郷原信郎が斬る

最終局面を迎えた東芝会計不祥事を巡る「崖っぷち」
投稿日: 2016年3月14日
https://nobuogohara.wordpress.com/2016/03/14/%E6%9C%80%E7%B5%82%E5%B1%80%E9%9D%A2%E3%82%92%E8%BF%8E%E3%81%88%E3%81%9F%E6%9D%B1%E8%8A%9D%E4%BC%9A%E8%A8%88%E4%B8%8D%E7%A5%A5%E4%BA%8B%E3%82%92%E5%B7%A1%E3%82%8B%E3%80%8C%E5%B4%96%E3%81%A3%E3%81%B7/

今回の文芸春秋の記事では、東芝社内でやり取りされたメールに基づき、
以下のような事実を報じている。

(ア)会計監査人の新日本有限責任監査法人(以下、「新日本」)が、米国原発子会社の
  減損に関して、東芝に厳しい指摘をしていた。

(イ)田中社長を始めとする会社執行部は、この新日本の指摘を「受け入れがたい」として
  徹底して戦う姿勢であった。

(ウ)新日本の意見を封じ込めようとする東芝側の画策には、同じ大手監査法人の有限責任監査法人トーマツ
  (以下、「トーマツ」)の100%子会社のデロイトトーマツコンサルティング(以下、「DTC」)が
  深く関わっており、新日本が崩せない「工作」を東芝に授けていた。

(エ)田中社長は、厳しい指摘をしてくる新日本に対して、「翌期からの監査法人(会計監査人)の
  変更も辞さない姿勢」で臨むよう財務部長に指示していた。

(オ)DTCは、原発子会社の減損対策等に関する対応助言メモについて、対外的には
  東芝の社内メモのように装うことで、DTCの関与を隠蔽するよう東芝側に要請していた。

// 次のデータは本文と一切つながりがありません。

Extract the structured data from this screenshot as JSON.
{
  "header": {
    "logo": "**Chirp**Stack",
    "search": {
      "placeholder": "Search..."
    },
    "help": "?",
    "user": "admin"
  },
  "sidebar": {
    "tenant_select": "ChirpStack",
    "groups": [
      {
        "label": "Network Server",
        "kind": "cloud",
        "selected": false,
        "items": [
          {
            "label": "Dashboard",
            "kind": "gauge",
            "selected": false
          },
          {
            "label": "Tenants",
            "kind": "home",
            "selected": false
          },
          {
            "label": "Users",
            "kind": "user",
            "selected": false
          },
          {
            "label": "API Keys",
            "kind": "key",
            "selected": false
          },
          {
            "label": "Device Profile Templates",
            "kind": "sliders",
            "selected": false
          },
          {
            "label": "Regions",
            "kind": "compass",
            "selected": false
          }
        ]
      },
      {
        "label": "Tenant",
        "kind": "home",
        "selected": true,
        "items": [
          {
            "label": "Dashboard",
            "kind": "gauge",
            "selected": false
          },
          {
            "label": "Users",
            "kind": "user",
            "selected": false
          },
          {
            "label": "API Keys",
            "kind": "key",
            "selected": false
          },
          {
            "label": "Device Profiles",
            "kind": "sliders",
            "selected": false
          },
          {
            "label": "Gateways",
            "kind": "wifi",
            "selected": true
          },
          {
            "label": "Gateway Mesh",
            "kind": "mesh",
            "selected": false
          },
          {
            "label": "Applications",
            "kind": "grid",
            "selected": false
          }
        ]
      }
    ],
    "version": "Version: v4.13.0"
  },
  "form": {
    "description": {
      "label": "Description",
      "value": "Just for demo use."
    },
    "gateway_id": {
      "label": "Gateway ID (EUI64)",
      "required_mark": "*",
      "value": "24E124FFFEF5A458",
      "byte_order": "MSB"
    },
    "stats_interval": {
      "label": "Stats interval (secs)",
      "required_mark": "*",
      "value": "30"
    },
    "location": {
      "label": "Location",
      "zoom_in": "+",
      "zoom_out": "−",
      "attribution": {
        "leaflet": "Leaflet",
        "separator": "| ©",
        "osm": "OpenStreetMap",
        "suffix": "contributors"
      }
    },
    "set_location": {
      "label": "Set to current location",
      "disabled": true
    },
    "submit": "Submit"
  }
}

(カ)東芝の会計不正の第三者委員会の委員に就任した公認会計士の一人は、直前まで
  トーマツの業務執行社員であったうえ、調査補助者には「
  デロイトトーマツファイナンシャルアドバイザリー合同会社」が起用された。

(キ)東芝財務部から、監査法人のヒアリング対象になる幹部社員向けに、極秘の
  対策マニュアル(真実を隠蔽するための「想定問答集」)が配布されていた。